Libellen zijn zeker niet alleen langs de waterkant te vinden. De meeste soorten vliegen na het uitsluipen tijdelijk weg van het water om te jagen, geslachtsrijp te worden en nieuwe voortplantingsgebieden te zoeken. Vooral op zonnige, windluwe plaatsen zijn ze dan te vinden, ook als er geen water in de buurt is. Denk hierbij aan bosranden, zonnige bospaden, beschutte heidevelden en graslanden.

Water

Toch zijn libellen een groot deel van hun levenscyclus wel gebonden aan water. En in vrijwel alle zoetwatertypen kunnen libellen voorkomen: vennen, plassen, moerassen, beken, rivieren, enzovoorts.  

Imago’s  

Imago’s (volwassen libellen) zijn in Nederland vooral te vinden van begin mei tot eind oktober. In de winter leven libellen als ei of larve in het water (met uitzondering van de twee soorten winterjuffers) en zijn dan dus niet vliegend aan te treffen.  

Langs de waterkant  

Omdat alle libellen voor de voortplanting gebonden zijn aan water, kunnen imago’s het makkelijkst worden gevonden langs de waterkant.
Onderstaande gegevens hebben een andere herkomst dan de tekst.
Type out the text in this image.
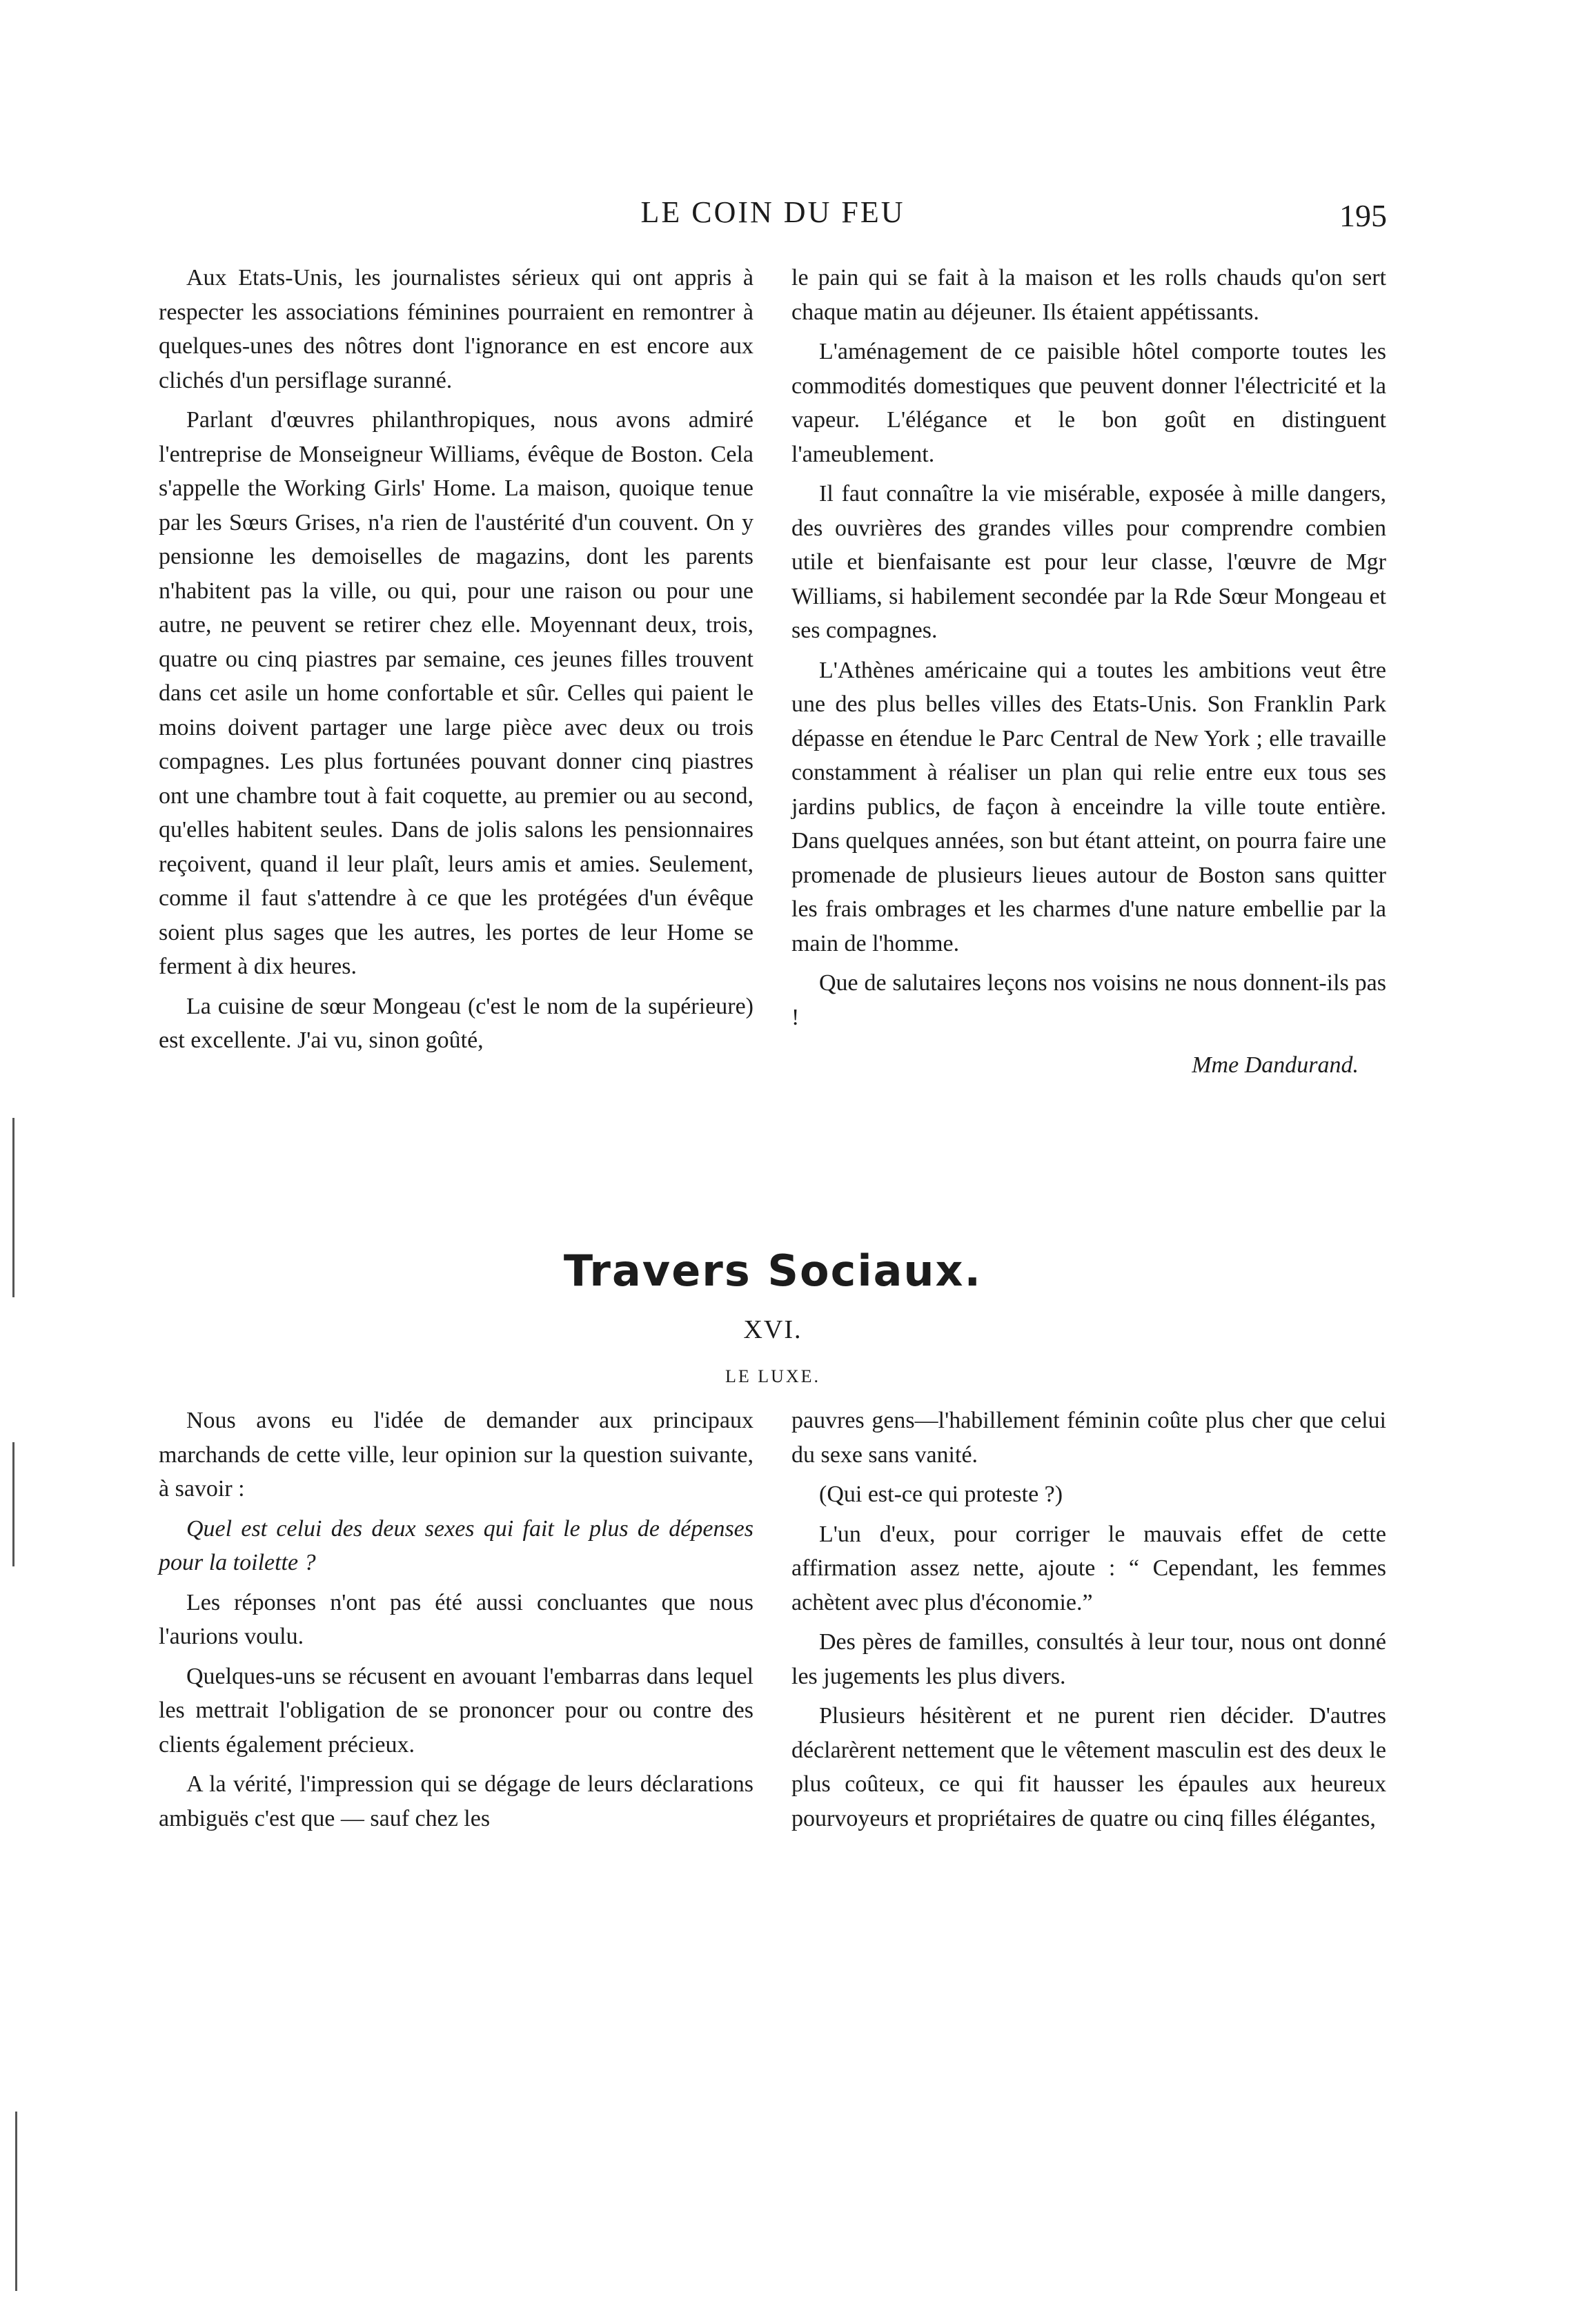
LE COIN DU FEU	195

Aux Etats-Unis, les journalistes sérieux qui ont appris à respecter les associations féminines pourraient en remontrer à quelques-unes des nôtres dont l'ignorance en est encore aux clichés d'un persiflage suranné.

Parlant d'œuvres philanthropiques, nous avons admiré l'entreprise de Monseigneur Williams, évêque de Boston. Cela s'appelle the Working Girls' Home. La maison, quoique tenue par les Sœurs Grises, n'a rien de l'austérité d'un couvent. On y pensionne les demoiselles de magazins, dont les parents n'habitent pas la ville, ou qui, pour une raison ou pour une autre, ne peuvent se retirer chez elle. Moyennant deux, trois, quatre ou cinq piastres par semaine, ces jeunes filles trouvent dans cet asile un home confortable et sûr. Celles qui paient le moins doivent partager une large pièce avec deux ou trois compagnes. Les plus fortunées pouvant donner cinq piastres ont une chambre tout à fait coquette, au premier ou au second, qu'elles habitent seules. Dans de jolis salons les pensionnaires reçoivent, quand il leur plaît, leurs amis et amies. Seulement, comme il faut s'attendre à ce que les protégées d'un évêque soient plus sages que les autres, les portes de leur Home se ferment à dix heures.

La cuisine de sœur Mongeau (c'est le nom de la supérieure) est excellente. J'ai vu, sinon goûté,

le pain qui se fait à la maison et les rolls chauds qu'on sert chaque matin au déjeuner. Ils étaient appétissants.

L'aménagement de ce paisible hôtel comporte toutes les commodités domestiques que peuvent donner l'électricité et la vapeur. L'élégance et le bon goût en distinguent l'ameublement.

Il faut connaître la vie misérable, exposée à mille dangers, des ouvrières des grandes villes pour comprendre combien utile et bienfaisante est pour leur classe, l'œuvre de Mgr Williams, si habilement secondée par la Rde Sœur Mongeau et ses compagnes.

L'Athènes américaine qui a toutes les ambitions veut être une des plus belles villes des Etats-Unis. Son Franklin Park dépasse en étendue le Parc Central de New York ; elle travaille constamment à réaliser un plan qui relie entre eux tous ses jardins publics, de façon à enceindre la ville toute entière. Dans quelques années, son but étant atteint, on pourra faire une promenade de plusieurs lieues autour de Boston sans quitter les frais ombrages et les charmes d'une nature embellie par la main de l'homme.

Que de salutaires leçons nos voisins ne nous donnent-ils pas !

Mme Dandurand.

Travers Sociaux.
XVI.
LE LUXE.

Nous avons eu l'idée de demander aux principaux marchands de cette ville, leur opinion sur la question suivante, à savoir :

Quel est celui des deux sexes qui fait le plus de dépenses pour la toilette ?

Les réponses n'ont pas été aussi concluantes que nous l'aurions voulu.

Quelques-uns se récusent en avouant l'embarras dans lequel les mettrait l'obligation de se prononcer pour ou contre des clients également précieux.

A la vérité, l'impression qui se dégage de leurs déclarations ambiguës c'est que — sauf chez les

pauvres gens—l'habillement féminin coûte plus cher que celui du sexe sans vanité.

(Qui est-ce qui proteste ?)

L'un d'eux, pour corriger le mauvais effet de cette affirmation assez nette, ajoute : “ Cependant, les femmes achètent avec plus d'économie.”

Des pères de familles, consultés à leur tour, nous ont donné les jugements les plus divers.

Plusieurs hésitèrent et ne purent rien décider. D'autres déclarèrent nettement que le vêtement masculin est des deux le plus coûteux, ce qui fit hausser les épaules aux heureux pourvoyeurs et propriétaires de quatre ou cinq filles élégantes,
Rustig langs de oever of door het ondiepe water lopen levert doorgaans de meeste waarnemingen op.  

Vliegers en zitters  

Sommige libellensoorten (vooral van de families glazenmakers en glanslibellen) zijn vooral vliegend aan te treffen, boven het water of boven de oever. Ze zijn van grote afstand al op te merken. Juffers en ‘echte’ libellen (bijvoorbeeld korenbouten en rombouten) gaan vaak zitten op of in de vegetatie die in het water of op de oever staat. Ze vallen daardoor in eerste instantie minder op. Vaak vliegen ze echter voor je op als je door de vegetatie loopt, om een eindje verderop weer te gaan zitten.  
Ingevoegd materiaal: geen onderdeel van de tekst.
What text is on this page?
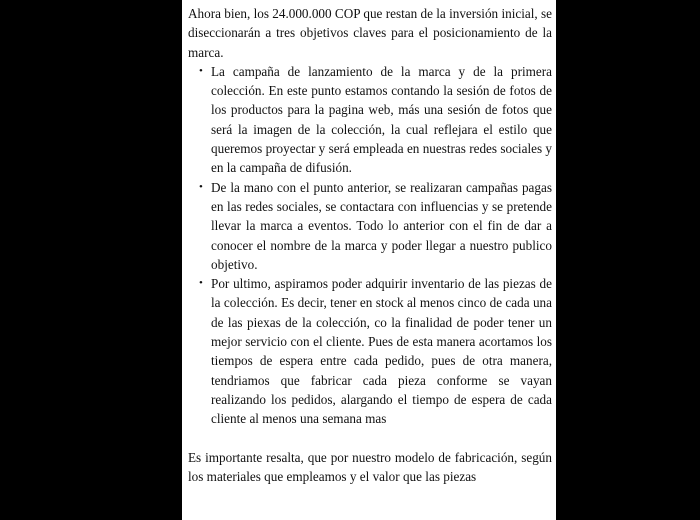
Ahora bien, los 24.000.000 COP que restan de la inversión inicial, se diseccionarán a tres objetivos claves para el posicionamiento de la marca.

• La campaña de lanzamiento de la marca y de la primera colección. En este punto estamos contando la sesión de fotos de los productos para la pagina web, más una sesión de fotos que será la imagen de la colección, la cual reflejara el estilo que queremos proyectar y será empleada en nuestras redes sociales y en la campaña de difusión.
• De la mano con el punto anterior, se realizaran campañas pagas en las redes sociales, se contactara con influencias y se pretende llevar la marca a eventos. Todo lo anterior con el fin de dar a conocer el nombre de la marca y poder llegar a nuestro publico objetivo.
• Por ultimo, aspiramos poder adquirir inventario de las piezas de la colección. Es decir, tener en stock al menos cinco de cada una de las piexas de la colección, co la finalidad de poder tener un mejor servicio con el cliente. Pues de esta manera acortamos los tiempos de espera entre cada pedido, pues de otra manera, tendriamos que fabricar cada pieza conforme se vayan realizando los pedidos, alargando el tiempo de espera de cada cliente al menos una semana mas

Es importante resalta, que por nuestro modelo de fabricación, según los materiales que empleamos y el valor que las piezas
Op de foto: de bloedrode heidelibel is een echter ‘zitter’. Fotograf: Henk Bosma

Zonaanbidders

Libellen zijn echte zonaanbidders. Bij warm, zonnig weer zijn libellen actief en makkelijk zichtbaar. Bij bewolking en regen kruipen ze weg in de vegetatie of gaan hoog in bomen hangen. Ze zijn dan vrijwel onvindbaar.  

Larven  

Behalve imago’s kun je ook op zoek gaan naar de larven van libellen. Het voordeel van larven is dat deze het hele jaar door in het water te vinden zijn, ook in de winter. Voor het vangen van larven heb je een fijnmazig schepnet nodig en het liefst een witte bak om je netinhoud in uit te pluizen. De meeste libellenlarven kom je tegen als je zowel de waterbodem als de waterplanten meeneemt. Larven zijn over het algemeen wel veel moeilijker op naam te brengen dan imago’s.  
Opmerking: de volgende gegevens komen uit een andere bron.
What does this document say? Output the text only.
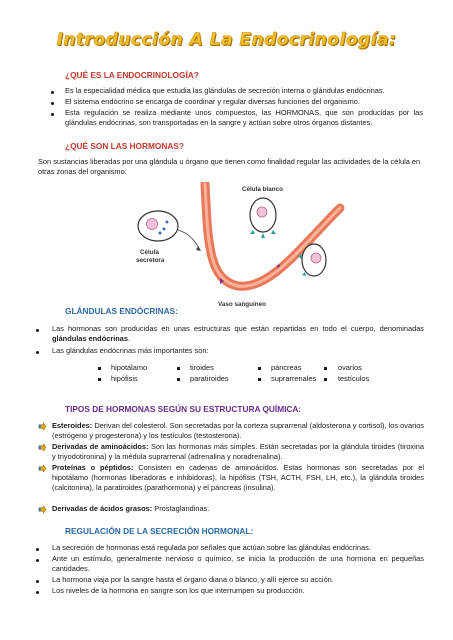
Introducción A La Endocrinología:
¿QUÉ ES LA ENDOCRINOLOGÍA?
Es la especialidad médica que estudia las glándulas de secreción interna o glándulas endócrinas.
El sistema endócrino se encarga de coordinar y regular diversas funciones del organismo.
Esta regulación se realiza mediante unos compuestos, las HORMONAS, que son producidas por las glándulas endócrinas, son transportadas en la sangre y actúan sobre otros órganos distantes.
¿QUÉ SON LAS HORMONAS?
Son sustancias liberadas por una glándula u órgano que tienen como finalidad regular las actividades de la célula en otras zonas del organismo.
Célula
secretora
Célula blanco
Vaso sanguíneo
GLÁNDULAS ENDÓCRINAS:
Las hormonas son producidas en unas estructuras que están repartidas en todo el cuerpo, denominadas glándulas endócrinas.
Las glándulas endócrinas más importantes son:
hipotálamo	tiroides	páncreas	ovarios
hipófisis	paratiroides	suprarrenales	testículos
TIPOS DE HORMONAS SEGÚN SU ESTRUCTURA QUÍMICA:
Esteroides: Derivan del colesterol. Son secretadas por la corteza suprarrenal (aldosterona y cortisol), los ovarios (estrógeno y progesterona) y los testículos (testosterona).
Derivadas de aminoácidos: Son las hormonas más simples. Están secretadas por la glándula tiroides (tiroxina y triyodotironina) y la médula suprarrenal (adrenalina y noradrenalina).
Proteínas o péptidos: Consisten en cadenas de aminoácidos. Estas hormonas son secretadas por el hipotálamo (hormonas liberadoras e inhibidoras), la hipófisis (TSH, ACTH, FSH, LH, etc.), la glándula tiroides (calcitonina), la paratiroides (parathormona) y el páncreas (insulina).
Derivadas de ácidos grasos: Prostaglandinas.
REGULACIÓN DE LA SECRECIÓN HORMONAL:
La secreción de hormonas está regulada por señales que actúan sobre las glándulas endócrinas.
Ante un estímulo, generalmente nervioso o químico, se inicia la producción de una hormona en pequeñas cantidades.
La hormona viaja por la sangre hasta el órgano diana o blanco, y allí ejerce su acción.
Los niveles de la hormona en sangre son los que interrumpen su producción.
Om meer van het gedrag van larven te zien te krijgen, kun je een larve thuis in een klein aquarium opkweken. Transporteer de larve vanuit het veld in een buisje met vochtig mos, dus niet gevuld met water. De meeste soorten zijn kannibalistisch, dus houdt één larve tegelijkertijd. Zorg voor voldoende voedsel, in de vorm van allerlei kleine waterbeestjes uit een sloot om de hoek, maar pas op dat er geen rovers (bijvoorbeeld bootsmannetjes) meekomen. Volgroeide larven hebben een goede ondergrond nodig om uit te sluipen. Zet daarom een stokje of iets dergelijks in het water, zodat de larve tot boven het wateroppervlak omhoog kan klimmen.  

Foto: Tim Termaat

Larvenhuidjes  

Op de foto: larvenhuidje grote keizerlibel. Fotograf: Tim Termaat

Een andere nuttige en leerzame waarnemingsmethode van libellen is het zoeken naar larvenhuidjes. Na het uitsluipen van een libel blijft het larvenhuidje achter in de oevervegetatie, waar het vaak nog een tijdje ongeschonden blijft hangen (als het niet regent). Goed zoeken in planten die langs of in het water staan, levert meestal wel vondsten op. Soms is het handig om vanuit het water te zoeken. De meeste soorten sluipen uit binnen enkele decimeters boven het wateroppervlak, maar sommige soorten (bijvoorbeeld de smaragdlibel) kunnen op meters hoogte en meters afstand van het water gevonden worden.  

Larvenhuidjes kunnen, mits droog, lange tijd bewaard worden. Je kunt ze ook aan een insectenspeld prikken en bewaren in een insectenverzameling. Je moet het huidje dan wel met een druppeltje lijm aan de speld vastplakken, anders schuift het naar beneden. Een groot voordeel hiervan ten opzichte van andere insectencollecties, is dat bij het verzamelen van larvenhuidjes geen dieren worden gedood. 

Sommige libellensoorten zijn als imago moeilijk waar te nemen, bijvoorbeeld doordat ze in lage aantallen voorkomen en/of een zeer teruggetrokken levenswijze hebben (zoals de rivierrombout). In zulke gevallen kan het zoeken naar larvenhuidjes en uitsluipende dieren echt een uitkomst zijn, aangezien deze vaak gemakkelijker waar te nemen zijn.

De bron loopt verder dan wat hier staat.